[110] So Soame and Dryden of the Ode, in the Translation of Boileau's Art of Poetry:

Her generous style at random oft will part,
And by a brave disorder shows her art.

And again:

A generous Muse,
When too much fettered with the rules of art,
May from her stricter bounds and limits part.—Wakefield.

[111] This allusion is perhaps inaccurate. The shapeless rock, and hanging precipice do not rise out of nature's common order. These objects are characteristic of some of the features of nature, of those especially that are picturesque. If he had said that amid cultivated scenery we are pleased with a hanging rock, the allusion would have been accurate.—Bowles.

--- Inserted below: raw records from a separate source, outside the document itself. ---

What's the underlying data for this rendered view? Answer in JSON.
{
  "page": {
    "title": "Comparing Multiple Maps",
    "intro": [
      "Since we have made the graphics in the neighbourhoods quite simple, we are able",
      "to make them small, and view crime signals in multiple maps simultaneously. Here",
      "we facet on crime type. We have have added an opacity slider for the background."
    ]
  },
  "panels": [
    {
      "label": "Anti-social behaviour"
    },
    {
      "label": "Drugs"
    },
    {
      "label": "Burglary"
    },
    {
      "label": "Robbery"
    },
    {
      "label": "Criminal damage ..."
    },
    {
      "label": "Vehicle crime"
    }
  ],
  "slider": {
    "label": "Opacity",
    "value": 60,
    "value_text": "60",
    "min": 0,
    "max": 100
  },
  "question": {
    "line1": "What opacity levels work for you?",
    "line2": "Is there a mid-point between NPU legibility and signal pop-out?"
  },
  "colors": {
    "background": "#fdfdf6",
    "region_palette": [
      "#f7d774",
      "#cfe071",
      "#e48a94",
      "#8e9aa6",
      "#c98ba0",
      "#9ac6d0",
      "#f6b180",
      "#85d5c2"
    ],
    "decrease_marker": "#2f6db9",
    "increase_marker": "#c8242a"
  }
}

The criticism of Bowles does not apply to the passage in Sprat's Account of Cowley, from which Pope borrowed his comparison: "He knew that in diverting men's minds there should be the same variety observed as in the prospects of their eyes, where a rock, a precipice, or a rising wave is often more delightful than a smooth even ground, or a calm sea."

[112] Another couplet originally followed here:

But care in poetry must still be had;
It asks discretion ev'n in running mad:
And though, &c.

which is the insanire cum ratione taken from Terence by Horace, at Sat. ii. 3, 271.—Wakefield.

[113] "Their" means "their own."—Warton.